Cloud Nothings | 1, 2, 3 | Volcanoes July 16, 2012 Luminary Center for the Arts
Local Band Volcanoes described the evening's sound before it ever happened. "We get together in my basement to practice and piss my parents off. Seriously, this is what pisses my parents off," says Eric Peters. Cloud Nothings, 1,2,3 and Volcanoes brought youthfully exalted angst to the Luminary Center for the Arts last night.
Cloud Nothings' first appearance in St. Louis was loud to say the least. But loud in the way you'd expect and crave from a lo-fi, garage band. Although some descriptions attribute a pop element to its sound, there was none present at the Luminary last night. Cloud Nothings stayed true to its grunge, garage punk elements. Yet my fear associated with live, distorted vocals definitely came true. Dylan Baldi's voice was nearly inaudible the entire show. The heavy drumming and screech guitars overpowered the lyrics, making one question whether the drums actually needed microphones.
However, the vocals were only a small disappointing blip in the overall performance. Drummer Jayson Gerycz's ability to move at the rate required was astounding. By the beginning of the third song "Separation," the crow was gyrating in ways reminiscent of entranced '90s head banging. "Holy shit!" yelled a fan following the song's conclusion.
"I haven't been able to hear out of my left ear for a week and it just popped during that song," says Baldi following the crowd's yell.
Cloud Nothings' most impressive performance piece took place between "Cut You" and "Wasted Days." The band erupted into a fifteen minute rock out characterized by disconnected bar chords and manipulated sounds. Baldi knelt on the floor near the monitor messing with his pedal. Eventually, he stopped strumming and solely twisted the knobs, creating nothing but static. Guitarist Joe Boyer joined in the madness. All the while, bassist TJ Duke turned his back to the crowd standing motionless, with the exception of the up and down movements of his head, a foot from his speaker. They brought the improvisational session into the rhythm of "Wasted Days" flawlessly, sparking an attempted mosh pit in the crowd. Again, "holy shit" echoes from the crowd.
There was barely a break to breathe between songs, if you could even figure out where each began and ceased. Cloud Nothings finished off the set with the most recent hit "No Future/No Past" from Attack on Memory (2012). Not nearly as abrasive as previous songs played, "No Future/No Past" allowed a chance to finally hear Baldi's voice. The slower pace (slower for Cloud Nothings) and bass line were an appropriate choice for preparing the crowd to reenter society.
Baldi immediately headed toward the merchandise table awaiting the crowd's dispersal. However, they remained chanting at the stage for an encore. "Don't they know I'm back here?" he says. Returning to the front, he asked them, "What are you guys still doing here?" and proceeded to tell the story of meeting Wilco. His story only prompted shouts for more and he agreed play a few older songs to wrap up the night.
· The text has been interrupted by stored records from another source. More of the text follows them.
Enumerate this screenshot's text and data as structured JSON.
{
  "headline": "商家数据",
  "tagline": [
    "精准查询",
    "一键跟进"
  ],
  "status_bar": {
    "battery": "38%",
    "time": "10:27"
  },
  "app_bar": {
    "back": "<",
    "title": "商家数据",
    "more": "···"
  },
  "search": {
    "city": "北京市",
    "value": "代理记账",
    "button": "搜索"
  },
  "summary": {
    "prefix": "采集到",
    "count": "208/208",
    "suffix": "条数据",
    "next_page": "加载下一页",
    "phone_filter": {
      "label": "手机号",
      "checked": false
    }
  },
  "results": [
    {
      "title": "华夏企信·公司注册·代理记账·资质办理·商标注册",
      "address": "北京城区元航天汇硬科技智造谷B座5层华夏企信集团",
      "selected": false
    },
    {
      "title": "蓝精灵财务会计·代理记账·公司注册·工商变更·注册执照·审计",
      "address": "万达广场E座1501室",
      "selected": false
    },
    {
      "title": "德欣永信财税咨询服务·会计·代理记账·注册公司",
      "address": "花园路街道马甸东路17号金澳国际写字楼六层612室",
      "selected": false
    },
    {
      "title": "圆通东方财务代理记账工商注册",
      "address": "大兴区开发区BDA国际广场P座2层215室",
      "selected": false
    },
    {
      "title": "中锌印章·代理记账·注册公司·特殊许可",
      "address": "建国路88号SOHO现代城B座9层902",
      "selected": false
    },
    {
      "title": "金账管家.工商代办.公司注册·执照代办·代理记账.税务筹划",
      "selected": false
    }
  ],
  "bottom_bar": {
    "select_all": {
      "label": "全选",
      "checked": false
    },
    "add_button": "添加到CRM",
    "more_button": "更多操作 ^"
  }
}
Volcanoes began the night with high energy. "With Black Gloves" caused band members John Ryan and Eric Peters to erupt into head banging prompting the college-age and younger crowd to follow suit. Mid-set, Ryan and Peters swapped instruments, further demonstrating their musical aptitude. "Exploding Hands" explored the darker side of the synthesizer and forced those in the crowd not yet moving to at least bob their heads.
Volcanoes noise rock was more that enough to keep the crowd interested, yet Ryan and Peters have a gift for making the crowd laugh between songs. They made jokes about their next Bruce Springsteen-like song before launching into another noise rock thrash that couldn't have been farther away from the classic rock star's style. "A Knife in the Dark" called for a third member and Impressively, Volcanoes was able to reach out to friend and Bear Hive member Chris Philips to join them on the drums. "I can't hear anything right now," yelled Peter as the band neared its finale. Volcanoes brought the energy early and quickly, doing exactly what any opening band should do: prepare the crowd for the headliner.